Después de varios intentos de canción, y viendo que no empezaba a cantar, pidieron cinco minutos de descanso y pusieron a una banda indie a entretener a la gente mientras a mi me caían gritos, insultos y caras de desprecio en el camerino.
Yo seguía sin saber quién coño era.
Obviamente, el concierto se canceló y empecé a verme con un neurólogo y con una psicóloga. Ambos coincidieron en que era el primer caso “Reset” con tantísima repercusión mediática.
Yo seguía sin dar crédito a todas las cosas que me decían. Así que dejé de tratarme y ni siquiera investigué a qué se referían con todo ese rollo del “Reset”.
A los dos días de prescindir de la atención médica, me llegó un mensaje del chico batera con la cicatriz tan mona en el ojo. Quería que fuera a su casa.
Como tampoco sabía qué hacer con mi vida, y estaba hasta las narices de estar sola mientras fans y fotógrafos se pegaban con Billy, Jamie y Rosseau en la puerta de mi casa, cogí mi chaqueta fucsia de cuero y me largué para allá.
Y como aún me quedaba algo de droga en la despensa me la llevé también: un maravilloso pack con una nutrida selección de psicotrópicos de los mejores fabricantes de mi barrio (nunca me fío de nadie que no haya podido ver cocinando alguna vez).
Según llegué a casa del tío este, que por lo visto se llamaba Ron, me asaltaron fantasmas muy feos nada más tocar el timbre de su puerta.
Me abrió con una camiseta blanca hecha jirones, unos vaqueros manchados de puré de patatas y los brazos llenos de picotazos. Una sonrisa impaciente dibujó una mueca escalofriante en su cara cuando vio mi “kit del pequeño drogadicto”.
Las siguientes horas fueron cruciales, y quizá las mejores y peores de mi vida por ser tan elocuentes, clarificadoras y dolorosas.
Su comportamiento hostil hacia mí, su manera de tratarme como si fuera una niña a la que hay que cuidar, y su abanico impresionante de insultos pasivoagresivos me golpearon como un globo de agua en una fiesta de cumpleaños.
No era feliz.
Mis canciones no me representaban.
Y me dejaba mangonear de la peor manera posible por la peor calaña con el cerebro en mínimas funciones cognitivas.
Así que ese día fatídico, encima del enorme escenario de “Vivalascañas”, cuando se me olvidó por completo quién era, acababa de cantar la única canción con la que me sentía cómoda y comprendida, una en la que hablaba de lo malo que es sentirse marginada en un mundo de gente cuadrada y malvada, y de que tenía la horrible sensación de estar sola en él.
«Pirómana»
La puta canción que menos pegaba en directo.

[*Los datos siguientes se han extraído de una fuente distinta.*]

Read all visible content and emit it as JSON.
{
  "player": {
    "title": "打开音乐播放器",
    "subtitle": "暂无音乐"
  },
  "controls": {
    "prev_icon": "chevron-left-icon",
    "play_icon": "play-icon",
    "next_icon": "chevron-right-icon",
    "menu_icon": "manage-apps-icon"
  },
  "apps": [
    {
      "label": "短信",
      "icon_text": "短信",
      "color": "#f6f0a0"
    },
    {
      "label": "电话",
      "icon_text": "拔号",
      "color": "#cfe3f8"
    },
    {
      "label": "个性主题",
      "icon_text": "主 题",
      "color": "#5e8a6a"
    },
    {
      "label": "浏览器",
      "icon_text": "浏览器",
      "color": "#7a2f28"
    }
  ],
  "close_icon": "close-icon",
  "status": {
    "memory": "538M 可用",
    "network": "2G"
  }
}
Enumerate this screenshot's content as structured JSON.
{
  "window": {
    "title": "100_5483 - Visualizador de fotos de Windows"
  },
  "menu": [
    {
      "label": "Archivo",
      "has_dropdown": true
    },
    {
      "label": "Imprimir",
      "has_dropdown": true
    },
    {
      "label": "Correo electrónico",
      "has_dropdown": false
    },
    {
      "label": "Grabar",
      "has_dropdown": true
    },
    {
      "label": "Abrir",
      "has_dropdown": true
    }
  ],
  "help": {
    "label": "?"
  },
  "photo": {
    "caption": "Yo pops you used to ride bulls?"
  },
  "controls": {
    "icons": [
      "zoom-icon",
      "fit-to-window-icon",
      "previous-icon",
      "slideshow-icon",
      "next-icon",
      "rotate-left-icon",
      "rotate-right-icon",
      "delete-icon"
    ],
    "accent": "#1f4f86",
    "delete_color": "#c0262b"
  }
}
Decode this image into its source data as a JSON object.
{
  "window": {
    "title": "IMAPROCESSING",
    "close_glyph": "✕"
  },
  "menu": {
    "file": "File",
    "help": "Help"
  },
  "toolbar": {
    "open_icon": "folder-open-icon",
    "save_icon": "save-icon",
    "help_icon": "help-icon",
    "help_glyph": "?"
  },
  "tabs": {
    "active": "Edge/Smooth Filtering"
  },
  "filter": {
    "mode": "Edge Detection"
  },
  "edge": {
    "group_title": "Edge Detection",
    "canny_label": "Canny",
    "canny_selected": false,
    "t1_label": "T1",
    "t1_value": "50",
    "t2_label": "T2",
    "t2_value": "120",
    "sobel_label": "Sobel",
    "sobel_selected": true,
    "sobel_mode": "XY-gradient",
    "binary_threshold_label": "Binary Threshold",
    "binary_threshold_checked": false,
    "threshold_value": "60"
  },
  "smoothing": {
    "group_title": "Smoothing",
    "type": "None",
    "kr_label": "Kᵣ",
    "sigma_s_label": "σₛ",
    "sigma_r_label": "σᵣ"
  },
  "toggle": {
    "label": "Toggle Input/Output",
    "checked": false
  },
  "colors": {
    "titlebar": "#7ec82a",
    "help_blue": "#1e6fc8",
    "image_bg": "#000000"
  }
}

El tracklist seguía con temas tan profundos como “Esnífame”, “Golpes duros” y “Derecho a roce”, que evidentemente no había escrito yo.
¿Lo peor de todo? Me quedé a dormir con Ron. Total, tampoco tenía nada mejor que hacer… Ni nadie mejor con quien ir.
¿Que porqué te cuento esto? Porque me has parado por la calle para pedirme un autógrafo, y no te conozco de absolutamente nada. Necesitaba contarlo en voz alta a alguien a quien pudiese decir “piérdete” sin sentirme mal después.
Así que… Eso.
Piérdete.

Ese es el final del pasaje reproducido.